NE LAISSER PAS LE 5G DETRUIRE VOTRE ADN Protéger toute votre famille avec les appareils Quantiques Orgo-Life® Publicité par Adpathway
Bruno Retailleau, candidat des Républicains à l'élection présidentielle, était l'invité de "La France en face" sur Europe 1 et CNews, ce lundi 1er juin 2026. Pendant une heure, l'ancien ministre de l'Intérieur a répondu aux questions de Laurence Ferrari et de Pierre de Vilno sur les principaux sujets de l'actualité.

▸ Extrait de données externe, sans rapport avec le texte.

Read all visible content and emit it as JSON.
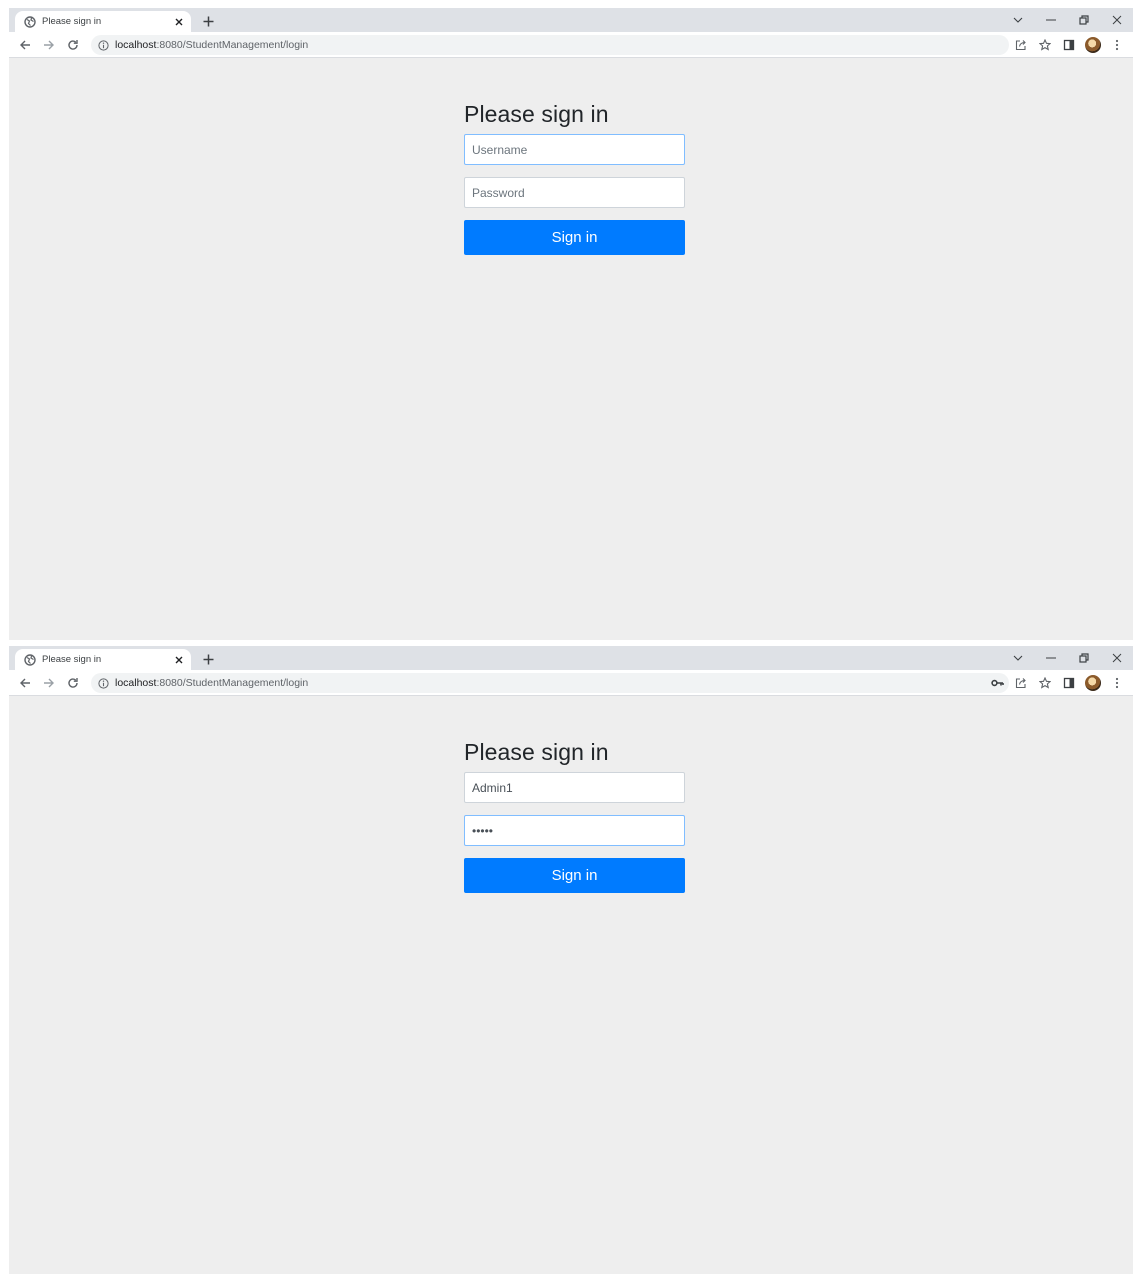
{
  "colors": {
    "primary": "#007bff",
    "page_bg": "#eeeeee",
    "tabstrip": "#dee1e6"
  },
  "windows": [
    {
      "tab": {
        "title": "Please sign in",
        "icon": "globe-icon"
      },
      "address": {
        "host": "localhost",
        "path": ":8080/StudentManagement/login"
      },
      "form": {
        "heading": "Please sign in",
        "username": {
          "value": "",
          "placeholder": "Username"
        },
        "password": {
          "value": "",
          "placeholder": "Password"
        },
        "submit_label": "Sign in"
      }
    },
    {
      "tab": {
        "title": "Please sign in",
        "icon": "globe-icon"
      },
      "address": {
        "host": "localhost",
        "path": ":8080/StudentManagement/login"
      },
      "form": {
        "heading": "Please sign in",
        "username": {
          "value": "Admin1",
          "placeholder": "Username"
        },
        "password": {
          "value": "•••••",
          "placeholder": "Password"
        },
        "submit_label": "Sign in"
      }
    }
  ]
}
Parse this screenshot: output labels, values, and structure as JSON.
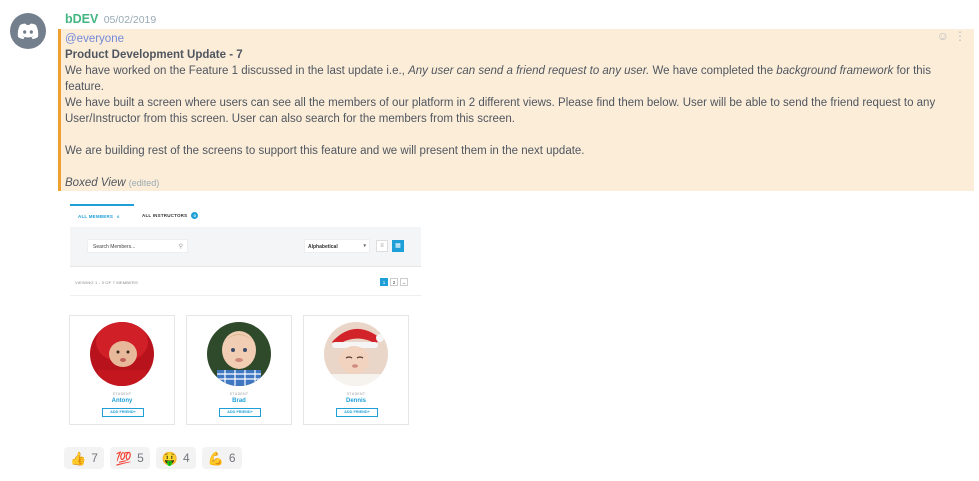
{
  "message": {
    "username": "bDEV",
    "timestamp": "05/02/2019",
    "mention": "@everyone",
    "title": "Product Development Update - 7",
    "line1_pre": "We have worked on the  Feature 1 discussed in the last update i.e., ",
    "line1_em1": "Any user can send a friend request to any user.",
    "line1_mid": " We have completed the ",
    "line1_em2": "background framework",
    "line1_post": " for this feature.",
    "line2": " We have built a screen where users can see all the members of our platform in 2 different views. Please find them below. User will be able to send the friend request to any User/Instructor from this screen. User can also search for the members from this screen.",
    "line3": " We are building rest of the screens to support this feature and we will present them in the next update.",
    "caption": "Boxed View",
    "edited": "(edited)"
  },
  "embed": {
    "tabs": [
      {
        "label": "ALL MEMBERS",
        "count": "6"
      },
      {
        "label": "ALL INSTRUCTORS",
        "count": "0"
      }
    ],
    "search_placeholder": "Search Members...",
    "sort_value": "Alphabetical",
    "viewing_text": "VIEWING 1 - 3 OF 7 MEMBERS",
    "pages": [
      "1",
      "2",
      "→"
    ],
    "members": [
      {
        "role": "STUDENT",
        "name": "Antony",
        "button": "ADD FRIEND+"
      },
      {
        "role": "STUDENT",
        "name": "Brad",
        "button": "ADD FRIEND+"
      },
      {
        "role": "STUDENT",
        "name": "Dennis",
        "button": "ADD FRIEND+"
      }
    ]
  },
  "reactions": [
    {
      "emoji": "👍",
      "count": "7",
      "icon": "thumbs-up-icon"
    },
    {
      "emoji": "💯",
      "count": "5",
      "icon": "hundred-points-icon"
    },
    {
      "emoji": "🤑",
      "count": "4",
      "icon": "money-mouth-face-icon"
    },
    {
      "emoji": "💪",
      "count": "6",
      "icon": "flexed-biceps-icon"
    }
  ],
  "colors": {
    "username": "#43b581",
    "mention": "#7289da",
    "highlight": "#fcedd8",
    "highlight_border": "#f0a030",
    "accent": "#1e9fd8"
  }
}
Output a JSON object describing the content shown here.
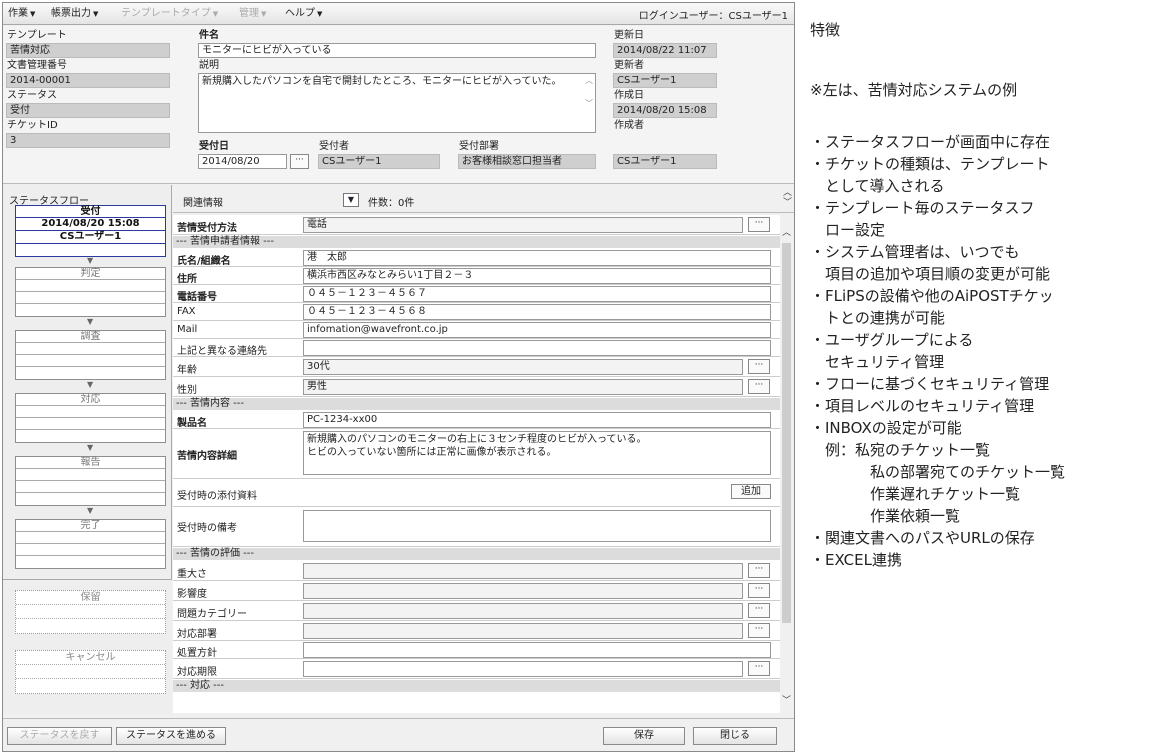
{
  "menubar": {
    "items": [
      {
        "label": "作業",
        "enabled": true
      },
      {
        "label": "帳票出力",
        "enabled": true
      },
      {
        "label": "テンプレートタイプ",
        "enabled": false
      },
      {
        "label": "管理",
        "enabled": false
      },
      {
        "label": "ヘルプ",
        "enabled": true
      }
    ],
    "login": "ログインユーザー：CSユーザー1"
  },
  "header": {
    "template_label": "テンプレート",
    "template_value": "苦情対応",
    "docno_label": "文書管理番号",
    "docno_value": "2014-00001",
    "status_label": "ステータス",
    "status_value": "受付",
    "ticket_label": "チケットID",
    "ticket_value": "3",
    "subject_label": "件名",
    "subject_value": "モニターにヒビが入っている",
    "desc_label": "説明",
    "desc_value": "新規購入したパソコンを自宅で開封したところ、モニターにヒビが入っていた。",
    "recvdate_label": "受付日",
    "recvdate_value": "2014/08/20",
    "receiver_label": "受付者",
    "receiver_value": "CSユーザー1",
    "dept_label": "受付部署",
    "dept_value": "お客様相談窓口担当者",
    "updated_label": "更新日",
    "updated_value": "2014/08/22 11:07",
    "updater_label": "更新者",
    "updater_value": "CSユーザー1",
    "created_label": "作成日",
    "created_value": "2014/08/20 15:08",
    "creator_label": "作成者",
    "creator_value": "CSユーザー1",
    "more_btn": "···"
  },
  "flow": {
    "title": "ステータスフロー",
    "current": {
      "name": "受付",
      "datetime": "2014/08/20 15:08",
      "user": "CSユーザー1"
    },
    "steps": [
      "判定",
      "調査",
      "対応",
      "報告",
      "完了"
    ],
    "arrow": "▼",
    "hold": "保留",
    "cancel": "キャンセル"
  },
  "related": {
    "label": "関連情報",
    "toggle": "▼",
    "count": "件数：0件"
  },
  "form": {
    "method_label": "苦情受付方法",
    "method_value": "電話",
    "sec_applicant": "--- 苦情申請者情報 ---",
    "name_label": "氏名/組織名",
    "name_value": "港　太郎",
    "address_label": "住所",
    "address_value": "横浜市西区みなとみらい1丁目２－３",
    "tel_label": "電話番号",
    "tel_value": "０４５－１２３－４５６７",
    "fax_label": "FAX",
    "fax_value": "０４５－１２３－４５６８",
    "mail_label": "Mail",
    "mail_value": "infomation@wavefront.co.jp",
    "altcontact_label": "上記と異なる連絡先",
    "altcontact_value": "",
    "age_label": "年齢",
    "age_value": "30代",
    "sex_label": "性別",
    "sex_value": "男性",
    "sec_content": "--- 苦情内容 ---",
    "product_label": "製品名",
    "product_value": "PC-1234-xx00",
    "detail_label": "苦情内容詳細",
    "detail_value": "新規購入のパソコンのモニターの右上に３センチ程度のヒビが入っている。\nヒビの入っていない箇所には正常に画像が表示される。",
    "attach_label": "受付時の添付資料",
    "attach_btn": "追加",
    "memo_label": "受付時の備考",
    "sec_eval": "--- 苦情の評価 ---",
    "severity_label": "重大さ",
    "impact_label": "影響度",
    "category_label": "問題カテゴリー",
    "handledept_label": "対応部署",
    "policy_label": "処置方針",
    "deadline_label": "対応期限",
    "sec_response": "--- 対応 ---",
    "more_btn": "···"
  },
  "bottom": {
    "back_btn": "ステータスを戻す",
    "advance_btn": "ステータスを進める",
    "save_btn": "保存",
    "close_btn": "閉じる"
  },
  "notes": {
    "title": "特徴",
    "subtitle": "※左は、苦情対応システムの例",
    "lines": [
      "・ステータスフローが画面中に存在",
      "・チケットの種類は、テンプレート",
      "　として導入される",
      "・テンプレート毎のステータスフ",
      "　ロー設定",
      "・システム管理者は、いつでも",
      "　項目の追加や項目順の変更が可能",
      "・FLiPSの設備や他のAiPOSTチケッ",
      "　トとの連携が可能",
      "・ユーザグループによる",
      "　セキュリティ管理",
      "・フローに基づくセキュリティ管理",
      "・項目レベルのセキュリティ管理",
      "・INBOXの設定が可能",
      "　例：私宛のチケット一覧",
      "　　　　私の部署宛てのチケット一覧",
      "　　　　作業遅れチケット一覧",
      "　　　　作業依頼一覧",
      "・関連文書へのパスやURLの保存",
      "・EXCEL連携"
    ]
  }
}
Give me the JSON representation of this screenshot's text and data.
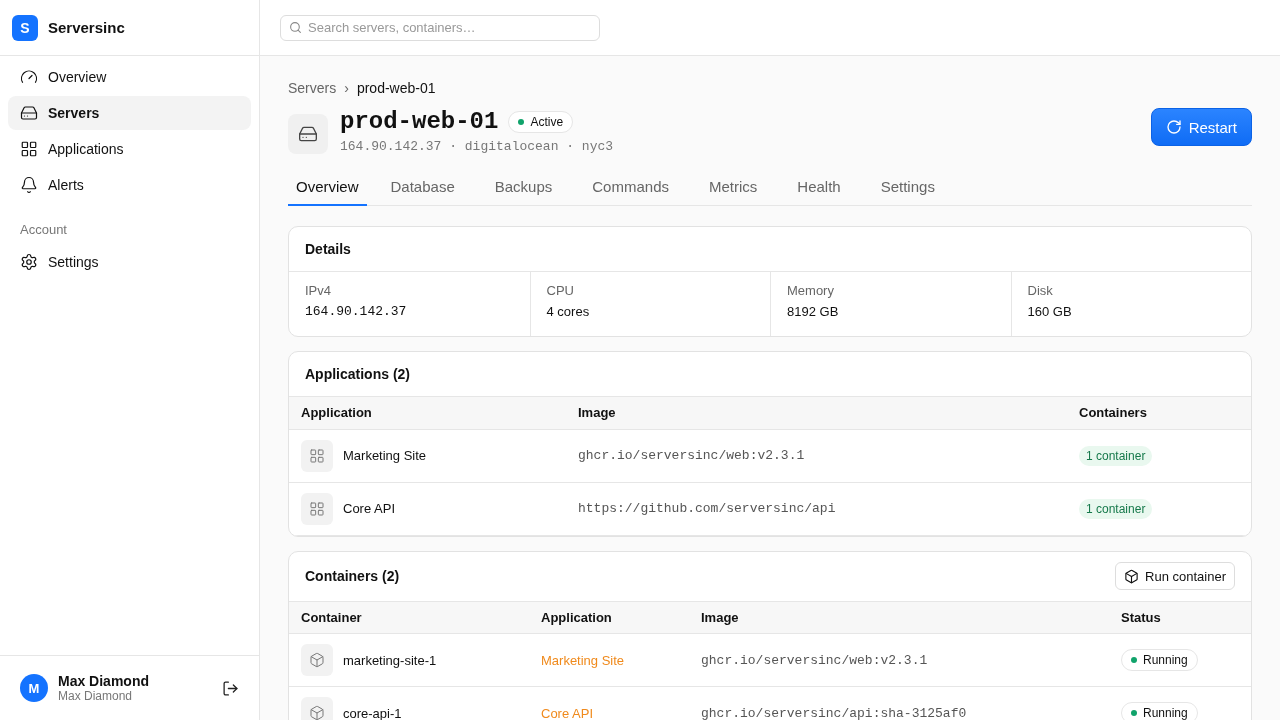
{
  "sidebar": {
    "logo_letter": "S",
    "brand": "Serversinc",
    "items": [
      {
        "label": "Overview",
        "selected": false
      },
      {
        "label": "Servers",
        "selected": true
      },
      {
        "label": "Applications",
        "selected": false
      },
      {
        "label": "Alerts",
        "selected": false
      }
    ],
    "section_label": "Account",
    "account_items": [
      {
        "label": "Settings",
        "selected": false
      }
    ],
    "user": {
      "initial": "M",
      "name": "Max Diamond",
      "subtitle": "Max Diamond"
    }
  },
  "search": {
    "placeholder": "Search servers, containers…"
  },
  "breadcrumb": {
    "parent": "Servers",
    "separator": "›",
    "current": "prod-web-01"
  },
  "server": {
    "name": "prod-web-01",
    "status": "Active",
    "meta": "164.90.142.37 · digitalocean · nyc3",
    "action": "Restart"
  },
  "tabs": [
    {
      "label": "Overview",
      "selected": true
    },
    {
      "label": "Database",
      "selected": false
    },
    {
      "label": "Backups",
      "selected": false
    },
    {
      "label": "Commands",
      "selected": false
    },
    {
      "label": "Metrics",
      "selected": false
    },
    {
      "label": "Health",
      "selected": false
    },
    {
      "label": "Settings",
      "selected": false
    }
  ],
  "details": {
    "title": "Details",
    "fields": [
      {
        "label": "IPv4",
        "value": "164.90.142.37",
        "kind": "code"
      },
      {
        "label": "CPU",
        "value": "4 cores",
        "kind": "text"
      },
      {
        "label": "Memory",
        "value": "8192 GB",
        "kind": "text"
      },
      {
        "label": "Disk",
        "value": "160 GB",
        "kind": "text"
      }
    ]
  },
  "applications": {
    "title": "Applications (2)",
    "columns": [
      "Application",
      "Image",
      "Containers"
    ],
    "rows": [
      {
        "name": "Marketing Site",
        "image": "ghcr.io/serversinc/web:v2.3.1",
        "containers": "1 container"
      },
      {
        "name": "Core API",
        "image": "https://github.com/serversinc/api",
        "containers": "1 container"
      }
    ]
  },
  "containers": {
    "title": "Containers (2)",
    "action": "Run container",
    "columns": [
      "Container",
      "Application",
      "Image",
      "Status"
    ],
    "rows": [
      {
        "name": "marketing-site-1",
        "application": "Marketing Site",
        "image": "ghcr.io/serversinc/web:v2.3.1",
        "status": "Running",
        "color": "#10a36b"
      },
      {
        "name": "core-api-1",
        "application": "Core API",
        "image": "ghcr.io/serversinc/api:sha-3125af0",
        "status": "Running",
        "color": "#10a36b"
      }
    ]
  }
}
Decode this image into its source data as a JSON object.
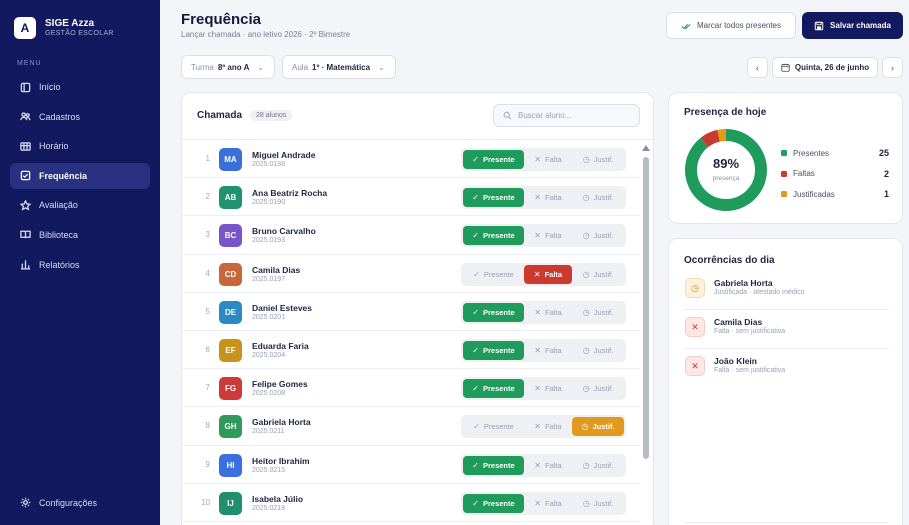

Le meeting de Gabriel Attal, "c’était la saison 3 du macronisme", dit Bruno Retailleau
"J'étais rassuré quand j'ai vu le meeting de Gabriel Attal. En réalité, il marche dans les pas d'Emmanuel Macron. C'était la saison 3 du macronisme", déclare-il.
"Moi, je ne propose pas la continuité du macronisme", rappelant qu'il était un "ministre de cohabitation".
"Ce que j'essaie de faire et c'est là que je me démarquerai (...) : ça serait clairement un projet pour redresser la France qui correspond aux aspirations des Français. Je veux m'appuyer sur une majorité nationale", dit-il, voulant tendre la main aux électeurs du RN. "Il n'y a pas d'électeur de seconde zone".
Retraites : "On est face à l'effondrement d'un système"
"On est face à l'effondrement d'un système", pointe Bruno Retailleau. "Quand je suis né, il y avait 4 cotisants pour un retraité. Aujourd'hui, il y en a 1,6."
Pour la retraite à 65 ans, il estime toutefois qu'"il faut faire en sorte que l'on puisse travailler dans de bonnes conditions. Il y aura une pénébilité".
"Le travail ne paye pas en France", souligne Bruno Retailleau
Pour Bruno Retaillleau, "les Français ne sont pas fainéants. Le problème, c'est que le travail ne paye pas en France. On vous donne une augmentation et vous allez donner quasiment plus à l'Etat que ce que vous allez recevoir".
"Je propose qu'à partir de la 36ème heure, on puisse donner un treizième et un quatorzième mois, en effaçant les cotisations sociales (...). Dans mon système, je sors des 35 heures et à partir de la 36ème heure, j'efface les cotisations sociales pour les salariés et les employeurs. C'est gagnant-gagnant".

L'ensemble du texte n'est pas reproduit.